When making commercial grade UAVs, it would be very useful to implement an user access control system to protects settings, and eventually access to navigation commands.
Main purpose is to make a veichle’s settings hidden to end user to avoid him to mess up things.
Some regulator authorities are beginning to ask to guarantee UAV configuration integrity before release of certain “permit to fly” documents.
Also, this function is very important to make sure an “attacker” could not connect to an open telemetry channel while flying and take over control of the legit/authenticated pilot/GS.
One simple method would be to just make saving settings after input a password/pin.
One more sophisticated one would be having an authentication method which could let configure different user levels similar to unix-like envroinments. It’d be very useful for commercial operations, to implement a “geo”-like limitation functions, but open to be customized to the actual local regulations by the admin, per-veichle or by any other policy.
One example:
Guest (optional): can fly but very limited height distance and no auto. Can configured also as no-operation allowed if not auth (so system is protected from airborne takeovers by telemetry channel)
Authenticated user: can fly any area and auto modes but cannot modify settings (or a subset of it). User has to input his password (one time).
Admin user: can do everything. have to input an admin password (everytime).
policies should be freely customized, of course.
Password could be saved encrypted into flash or onto SD card. Changing it would require physical access to the SD, so i think it’s quite safe to do so.
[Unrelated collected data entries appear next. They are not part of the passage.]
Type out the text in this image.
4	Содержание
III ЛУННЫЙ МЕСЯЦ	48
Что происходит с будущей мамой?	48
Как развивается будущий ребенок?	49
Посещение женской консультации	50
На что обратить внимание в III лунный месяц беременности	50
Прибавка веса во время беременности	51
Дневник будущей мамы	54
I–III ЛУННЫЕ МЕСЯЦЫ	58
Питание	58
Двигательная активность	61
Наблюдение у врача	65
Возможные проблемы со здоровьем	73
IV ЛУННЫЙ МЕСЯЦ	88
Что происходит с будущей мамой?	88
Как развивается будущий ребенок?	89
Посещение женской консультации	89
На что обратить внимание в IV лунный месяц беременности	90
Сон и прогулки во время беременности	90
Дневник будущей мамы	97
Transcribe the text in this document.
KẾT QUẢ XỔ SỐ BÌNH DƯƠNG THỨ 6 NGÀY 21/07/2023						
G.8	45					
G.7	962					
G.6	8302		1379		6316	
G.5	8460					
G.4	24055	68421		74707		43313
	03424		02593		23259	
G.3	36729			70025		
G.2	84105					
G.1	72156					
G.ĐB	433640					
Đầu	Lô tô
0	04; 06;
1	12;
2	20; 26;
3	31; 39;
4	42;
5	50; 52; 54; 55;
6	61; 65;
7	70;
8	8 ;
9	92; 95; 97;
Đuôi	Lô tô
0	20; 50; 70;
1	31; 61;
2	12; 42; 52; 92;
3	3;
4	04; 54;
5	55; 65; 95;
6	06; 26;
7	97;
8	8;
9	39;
Well, if you use mavlink 2.0 packet signing, then your fc tied to the mission planner which has the right keys, application level password then makes a perfect sense.
what i’m trying to accomplish is a simple confguration protection for the end user of a commercial UAV.
It should work (deny config changes) if the user:
installs mission planner on a different computer than the one which has done primary config
installs QGroundControl or other GS software on a tablet then connects it
…etc
So that’s why i think it should be at FC level, because it should be resilient to GS sw changes
Hi development team I want my ardupilot pixhawk should have two types of users one admin which cqan control anything another user, which can have access to few things, how to achieve this???